There is, however, an enormous problem with the system as it exists today.(MUCH MORE)
Universally, they conclude that the system must include an auditable paper trail--usually referred to as a voter-verified paper trail. Electronic journals are simply unfit for the application of electoral democracy because they are too easily modified. A paper journal that can't be verified by the voter would be completely valueless.
Additionally, the code should be public domain and the machines randomly recounted in a statistically significant manner in every election to ensure the electronic results match the paper results. It is, after all, the very machinery with which we construct our democracy.
The problems posed by e-voting have been solved. A thousand times over, by people who do this sort of thing professionally. But still certain elements of society seem to want to keep the deficient machines in place. Which only invites the question: Why?
For those of you looking for the argument, I've distilled it thus:
- An election is valid only if it is trustworthy.
- An election is trustworthy only if it is conducted using trustworthy voting machines.
- A voting machine that cannot be audited is not trustworthy.
- It is possible to implement a voting machine that can be audited without significant added cost.
Therefore: An election is valid only if it is conducted with auditable voting machines and cost is not a legitimate excuse to do otherwise.
Now, explain to me why this didn't happen. Who supports the implementation of insecure voting technologies, and why?
This is the question that is driving the suspicion of fraud in the last few election cycles. And it will only grow like a cancer as the use of insecure technology spreads. Put another way, there exist the means, motive and opportunity to do it right or to do it wrong. A good detecive knows that given a crime, you've got a suspect. So it's no wonder, now, that people are looking for proof of the crime, and consider the results of recent elections invalid.
Implementation of voter-verifiable paper trails should be the highest concern to anyone concerned with the democratic system, and in particular for the progressive-left.
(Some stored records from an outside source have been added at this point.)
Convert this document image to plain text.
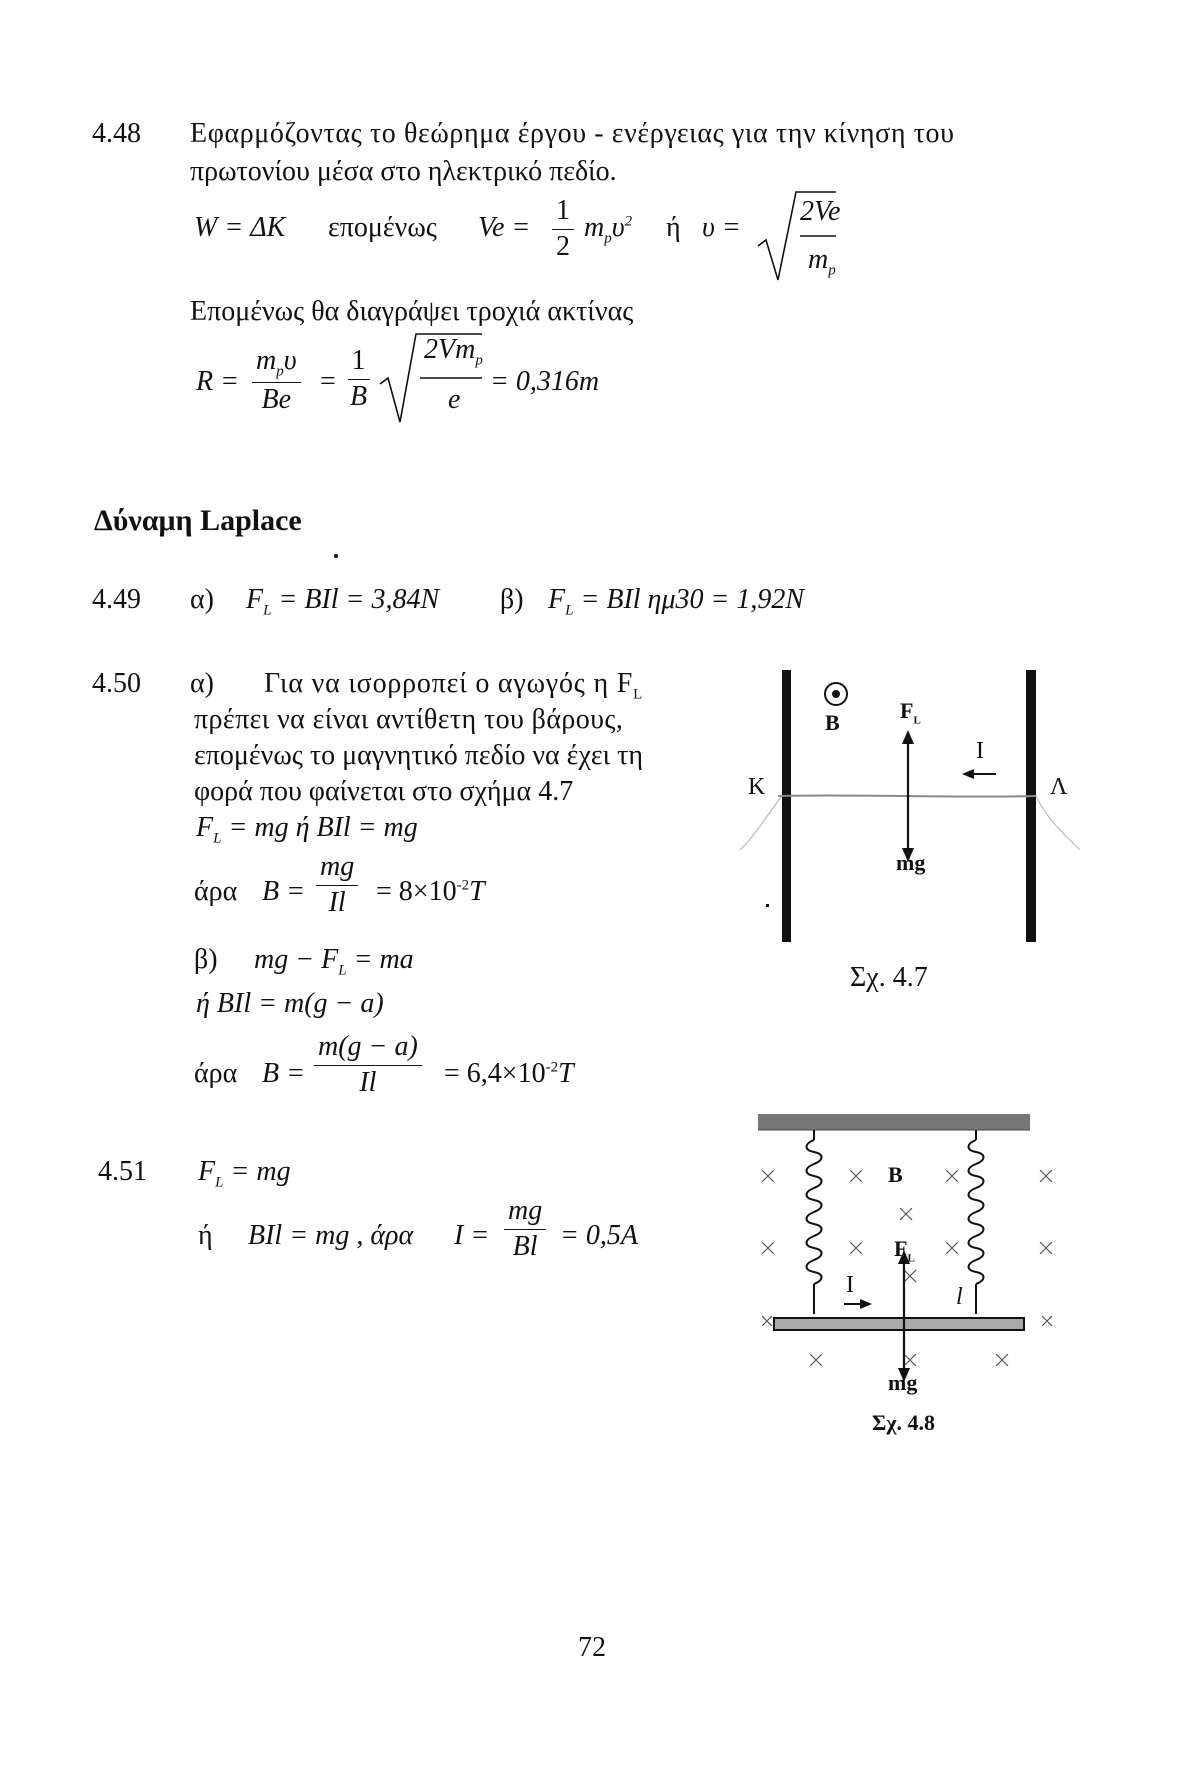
4.48 Εφαρμόζοντας το θεώρημα έργου - ενέργειας για την κίνηση του
πρωτονίου μέσα στο ηλεκτρικό πεδίο.
W = ΔK επομένως $Ve = \frac{1}{2} m_p\upsilon^2$ ή υ =
2Ve
$m_p$
Επομένως θα διαγράψει τροχιά ακτίνας
$R = \frac{m_p\upsilon}{Be} = \frac{1}{B} 2Vm_p$
e
= 0,316m
Δύναμη Laplace
4.49 α) $F_L$ = BIl = 3,84N β) $F_L$ = BIl ημ30 = 1,92N
4.50 α) Για να ισορροπεί ο αγωγός η $F_L$
πρέπει να είναι αντίθετη του βάρους,
επομένως το μαγνητικό πεδίο να έχει τη
φορά που φαίνεται στο σχήμα 4.7
$F_L$ = mg ή BIl = mg
άρα $B = \frac{mg}{Il} = 8\times 10^{-2}T$
β) mg − $F_L$ = ma
ή BIl = m(g − a)
άρα $B = \frac{m(g - a)}{Il} = 6,4\times 10^{-2}T$
4.51 $F_L$ = mg
ή BIl = mg , άρα $I = \frac{mg}{Bl} = 0,5A$
B	$F_L$
I
K	Λ
mg
Σχ. 4.7
B
$F_L$
I	l
mg
Σχ. 4.8
72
Without trustworthy elections, what sense is there in fighting politically for things like clean air, equal rights, and living wages?
I maintain that the left should move rapidly to ensure that only secure voting methods can be implemented in their elections. Ballot initiatives and state and local legislation must incorporate only sound methodologies and no corporate-inspired cut corners and back room deals. Our elections must begin with sound principles of engineering and design and let the machine manufacturers implement those principles to their hearts' content. Dubious engineering and corporate-elections cronyism are the most dire threat facing our democracy.
In short, there should be a clear division between the development of the engineering specifications and the implementations. I don't care if the people implementing the specifications are partisan, as long as the specifications are robust and trustworthy. It's as simple as that.